Si l'on considère uniquement le sous-groupe des patients en rémission, le risque de poussée est presque trois fois plus élevé s'ils arrêtent l’hydroxychloroquine par rapport à ceux qui continuent à prendre une dose d'entretien (HR ajusté = 2,77). Les différences sont moins nettes si les malades sont en Low Disease Activity.
Une vaste étude de cohorte
Pour cette étude, les chercheurs ont analysé les données prospectives des 1 460 malades avec un lupus incident de la cohorte SLICC (Systemic Lupus Erythematosus International Collaborating Clinics), sur 33 sites en Europe, en Asie et en Amérique du Nord. Les patients de cette cohorte font l'objet d'un suivi annuel après leur inclusion dans les 15 mois suivant leur diagnostic. La population étudiée est composée à 89% de femmes et à 52% de caucasiens.
Tous les participants ont une faible activité de la maladie (LDA), définie par un score de 4 ou moins à l'indice d'activité de la maladie du lupus érythémateux systémique 2000 (SLEDAI-2K) et/ou par une dose de prednisone ne dépassant pas 7,5 mg/jour, ou sont en rémission complète, définie par un score de 0 au SLEDAI-2K et ne recevaient aucun traitement, en particulier pas de prednisone ou pas d’immunosuppresseur au cours de l'année précédant l’analyse.

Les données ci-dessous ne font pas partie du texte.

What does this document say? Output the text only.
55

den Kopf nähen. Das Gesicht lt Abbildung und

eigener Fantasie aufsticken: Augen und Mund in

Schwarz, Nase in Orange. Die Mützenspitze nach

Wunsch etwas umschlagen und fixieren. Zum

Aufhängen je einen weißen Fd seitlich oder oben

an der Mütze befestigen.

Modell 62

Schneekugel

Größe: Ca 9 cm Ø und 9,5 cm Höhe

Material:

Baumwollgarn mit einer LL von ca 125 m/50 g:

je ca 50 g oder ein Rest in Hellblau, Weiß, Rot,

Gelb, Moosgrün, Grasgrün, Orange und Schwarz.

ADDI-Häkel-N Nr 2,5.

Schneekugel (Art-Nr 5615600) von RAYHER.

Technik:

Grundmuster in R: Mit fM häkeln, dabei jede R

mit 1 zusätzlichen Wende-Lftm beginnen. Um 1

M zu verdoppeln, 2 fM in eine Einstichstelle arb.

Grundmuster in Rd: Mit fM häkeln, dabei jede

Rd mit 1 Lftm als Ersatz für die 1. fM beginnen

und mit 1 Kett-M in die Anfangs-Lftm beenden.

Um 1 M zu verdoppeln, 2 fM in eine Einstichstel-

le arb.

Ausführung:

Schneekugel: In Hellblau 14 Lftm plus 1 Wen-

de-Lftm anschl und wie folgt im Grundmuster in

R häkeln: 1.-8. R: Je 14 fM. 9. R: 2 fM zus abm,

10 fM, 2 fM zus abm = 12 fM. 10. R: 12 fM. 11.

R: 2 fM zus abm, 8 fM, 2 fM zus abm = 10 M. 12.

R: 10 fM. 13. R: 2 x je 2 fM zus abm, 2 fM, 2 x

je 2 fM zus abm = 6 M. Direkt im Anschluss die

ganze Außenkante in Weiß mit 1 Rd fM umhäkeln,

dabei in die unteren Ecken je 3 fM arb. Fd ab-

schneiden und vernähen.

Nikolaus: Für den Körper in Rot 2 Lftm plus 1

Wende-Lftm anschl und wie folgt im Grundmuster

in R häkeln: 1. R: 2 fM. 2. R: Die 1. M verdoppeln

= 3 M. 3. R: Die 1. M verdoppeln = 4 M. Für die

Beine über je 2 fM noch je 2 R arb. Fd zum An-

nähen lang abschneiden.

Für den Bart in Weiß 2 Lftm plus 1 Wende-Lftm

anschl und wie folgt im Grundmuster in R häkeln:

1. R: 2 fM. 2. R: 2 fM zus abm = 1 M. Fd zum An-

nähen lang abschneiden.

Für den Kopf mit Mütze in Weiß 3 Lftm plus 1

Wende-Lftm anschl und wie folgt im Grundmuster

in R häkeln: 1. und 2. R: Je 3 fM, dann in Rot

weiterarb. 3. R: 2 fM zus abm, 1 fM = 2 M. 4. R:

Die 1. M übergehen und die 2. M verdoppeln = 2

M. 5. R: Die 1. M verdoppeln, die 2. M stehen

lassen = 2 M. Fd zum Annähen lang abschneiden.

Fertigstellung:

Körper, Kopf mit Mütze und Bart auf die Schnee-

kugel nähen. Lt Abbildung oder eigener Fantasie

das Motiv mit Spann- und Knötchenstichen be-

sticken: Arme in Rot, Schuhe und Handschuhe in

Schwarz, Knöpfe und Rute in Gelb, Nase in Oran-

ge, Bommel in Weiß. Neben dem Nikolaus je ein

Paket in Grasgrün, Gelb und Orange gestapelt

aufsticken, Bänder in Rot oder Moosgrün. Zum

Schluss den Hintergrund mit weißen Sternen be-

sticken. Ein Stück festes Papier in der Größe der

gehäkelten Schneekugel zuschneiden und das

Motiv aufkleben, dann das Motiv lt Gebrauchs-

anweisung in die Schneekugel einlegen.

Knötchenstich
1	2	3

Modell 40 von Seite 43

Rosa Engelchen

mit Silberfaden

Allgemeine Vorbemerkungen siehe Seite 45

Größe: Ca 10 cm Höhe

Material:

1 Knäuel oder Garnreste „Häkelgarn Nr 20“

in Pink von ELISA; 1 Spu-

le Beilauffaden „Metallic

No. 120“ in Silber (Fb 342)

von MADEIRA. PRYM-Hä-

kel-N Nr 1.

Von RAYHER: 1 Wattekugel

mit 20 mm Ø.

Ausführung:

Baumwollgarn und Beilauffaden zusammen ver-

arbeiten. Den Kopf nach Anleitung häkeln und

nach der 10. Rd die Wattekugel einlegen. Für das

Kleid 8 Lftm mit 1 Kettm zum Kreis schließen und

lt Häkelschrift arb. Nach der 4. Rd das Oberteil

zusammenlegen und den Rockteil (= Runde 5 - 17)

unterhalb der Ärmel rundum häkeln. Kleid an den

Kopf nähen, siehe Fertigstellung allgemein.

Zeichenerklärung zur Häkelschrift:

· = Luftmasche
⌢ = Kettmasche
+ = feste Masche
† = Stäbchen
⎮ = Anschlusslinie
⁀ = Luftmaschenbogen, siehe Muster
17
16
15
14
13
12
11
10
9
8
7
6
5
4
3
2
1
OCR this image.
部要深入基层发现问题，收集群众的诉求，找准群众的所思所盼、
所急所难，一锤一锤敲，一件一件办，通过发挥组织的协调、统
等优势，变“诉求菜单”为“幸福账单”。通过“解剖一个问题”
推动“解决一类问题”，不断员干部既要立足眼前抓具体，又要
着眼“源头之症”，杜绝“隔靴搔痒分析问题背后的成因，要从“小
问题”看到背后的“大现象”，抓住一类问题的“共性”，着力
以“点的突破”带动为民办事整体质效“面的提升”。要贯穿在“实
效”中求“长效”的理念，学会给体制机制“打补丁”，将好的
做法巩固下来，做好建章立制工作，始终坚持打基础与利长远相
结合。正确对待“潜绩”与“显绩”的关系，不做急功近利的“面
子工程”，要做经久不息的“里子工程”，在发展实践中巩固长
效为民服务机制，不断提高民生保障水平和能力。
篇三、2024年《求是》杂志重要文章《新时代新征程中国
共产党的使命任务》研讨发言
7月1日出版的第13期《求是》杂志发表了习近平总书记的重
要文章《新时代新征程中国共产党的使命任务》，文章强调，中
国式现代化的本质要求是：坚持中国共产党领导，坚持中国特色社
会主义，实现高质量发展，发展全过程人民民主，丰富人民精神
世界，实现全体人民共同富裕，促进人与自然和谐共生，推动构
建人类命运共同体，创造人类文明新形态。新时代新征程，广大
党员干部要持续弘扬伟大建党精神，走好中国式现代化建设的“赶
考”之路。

Le paradigme de l'ophtalmologie
Le risque d'accumulation rétinienne du médicament et de toxicité oculaire augmente classiquement avec la durée du traitement. Les recommandations actuelles de l'American Association of Ophtalmology (AAO) sont donc de dire que le risque de rétinopathie est plus élevé chez les patients prenant plus de 5 mg/kg d'hydroxychloroquine ou l’ayant utilisé pendant plus de 10 ans.
Dans l’étude SLICC, les auteurs ont estimé que 5% des patients auraient réduit leur traitement par hydroxychloroquine à la suite des recommandations de l'American Association of Ophtalmology, 55% en raison d'une faible activité de la maladie, et le reste (40%) pour d'autres raisons (peut-être une intolérance ou la préférence du patient) (Abstract 1161).
Avec l'amélioration de la survie des patients et l'augmentation de la fréquence des comorbidités, en particulier de l'insuffisance rénale (qui affecte la clairance de l’hydroxychloroquine), le rapport efficacité/toxicité de ce traitement peut donc se réduire chez les malades âgés. Or, au vu des résultats de cette étude observationnelle, la réduction du traitement ou son interruption n’est pas vraiment à l’ordre du jour, au moins tant qu’il n’y aura pas de traitement plus efficace des complications de cette maladie.